Surgical principles include resection of necrotic or abscess-bearing mesenteric tissue, drainage, and restoration of intestinal continuity via primary anastomosis if viable margins are available. Complete excision of the entire mesenteric lesion is rarely possible due to the involvement of vital vascular structures. Postoperatively, most patients recover uneventfully, though recurrence has been reported in fibrotic variants.
The prognosis of MP is generally benign, with most lesions remaining stable or regressing spontaneously. Only a small fraction progress to fibrosis or cause chronic symptoms. However, because MP has been associated with malignancy in up to 20-40% of cases in some series, long-term follow-up and periodic imaging are recommended to monitor disease course and to exclude underlying neoplasia [15].

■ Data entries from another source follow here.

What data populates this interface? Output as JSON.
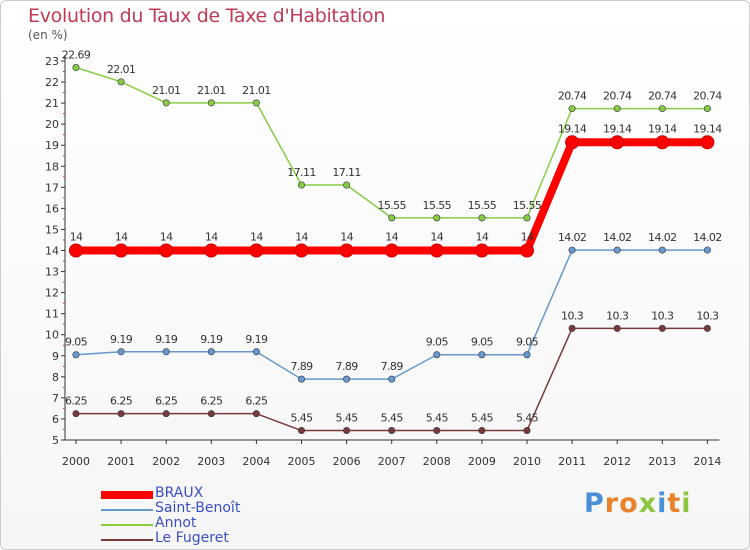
{
  "title": "Evolution du Taux de Taxe d'Habitation",
  "unit_label": "(en %)",
  "logo": {
    "text": "Proxiti",
    "letters": [
      {
        "ch": "P",
        "color": "#4a90d9"
      },
      {
        "ch": "r",
        "color": "#e9822a"
      },
      {
        "ch": "o",
        "color": "#e9822a"
      },
      {
        "ch": "x",
        "color": "#8cc63f"
      },
      {
        "ch": "i",
        "color": "#4a90d9"
      },
      {
        "ch": "t",
        "color": "#e9822a"
      },
      {
        "ch": "i",
        "color": "#8cc63f"
      }
    ]
  },
  "chart_data": {
    "type": "line",
    "title": "Evolution du Taux de Taxe d'Habitation",
    "ylabel": "(en %)",
    "xlabel": "",
    "x": [
      "2000",
      "2001",
      "2002",
      "2003",
      "2004",
      "2005",
      "2006",
      "2007",
      "2008",
      "2009",
      "2010",
      "2011",
      "2012",
      "2013",
      "2014"
    ],
    "ylim": [
      5,
      23
    ],
    "yticks": [
      "5",
      "6",
      "7",
      "8",
      "9",
      "10",
      "11",
      "12",
      "13",
      "14",
      "15",
      "16",
      "17",
      "18",
      "19",
      "20",
      "21",
      "22",
      "23"
    ],
    "grid": false,
    "legend_position": "bottom-left",
    "series": [
      {
        "name": "BRAUX",
        "color": "#ff0000",
        "emphasis": true,
        "values": [
          14,
          14,
          14,
          14,
          14,
          14,
          14,
          14,
          14,
          14,
          14,
          19.14,
          19.14,
          19.14,
          19.14
        ],
        "labels": [
          "14",
          "14",
          "14",
          "14",
          "14",
          "14",
          "14",
          "14",
          "14",
          "14",
          "14",
          "19.14",
          "19.14",
          "19.14",
          "19.14"
        ]
      },
      {
        "name": "Saint-Benoît",
        "color": "#6699cc",
        "values": [
          9.05,
          9.19,
          9.19,
          9.19,
          9.19,
          7.89,
          7.89,
          7.89,
          9.05,
          9.05,
          9.05,
          14.02,
          14.02,
          14.02,
          14.02
        ],
        "labels": [
          "9.05",
          "9.19",
          "9.19",
          "9.19",
          "9.19",
          "7.89",
          "7.89",
          "7.89",
          "9.05",
          "9.05",
          "9.05",
          "14.02",
          "14.02",
          "14.02",
          "14.02"
        ]
      },
      {
        "name": "Annot",
        "color": "#88cc44",
        "values": [
          22.69,
          22.01,
          21.01,
          21.01,
          21.01,
          17.11,
          17.11,
          15.55,
          15.55,
          15.55,
          15.55,
          20.74,
          20.74,
          20.74,
          20.74
        ],
        "labels": [
          "22.69",
          "22.01",
          "21.01",
          "21.01",
          "21.01",
          "17.11",
          "17.11",
          "15.55",
          "15.55",
          "15.55",
          "15.55",
          "20.74",
          "20.74",
          "20.74",
          "20.74"
        ]
      },
      {
        "name": "Le Fugeret",
        "color": "#7a3a3a",
        "values": [
          6.25,
          6.25,
          6.25,
          6.25,
          6.25,
          5.45,
          5.45,
          5.45,
          5.45,
          5.45,
          5.45,
          10.3,
          10.3,
          10.3,
          10.3
        ],
        "labels": [
          "6.25",
          "6.25",
          "6.25",
          "6.25",
          "6.25",
          "5.45",
          "5.45",
          "5.45",
          "5.45",
          "5.45",
          "5.45",
          "10.3",
          "10.3",
          "10.3",
          "10.3"
        ]
      }
    ]
  }
}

This case emphasizes that MP should be considered among the differential diagnoses of mesenteric abscess or unexplained mesenteric masses, especially when the patient has a history of chronic inflammation or prior abdominal surgery. It also underlines the need for multidisciplinary evaluation - involving surgeons, radiologists, and pathologists - to avoid misdiagnosis and unnecessary radical resections.
Conclusions
MP with abscess formation is an exceptionally rare manifestation of an already uncommon disorder. Because of its nonspecific presentation and imaging overlap with malignancy or infection, diagnosis is challenging. Early surgical exploration in complicated cases remains both diagnostic and therapeutic. Awareness of this entity and its diverse manifestations can help prevent misdiagnosis and guide timely management.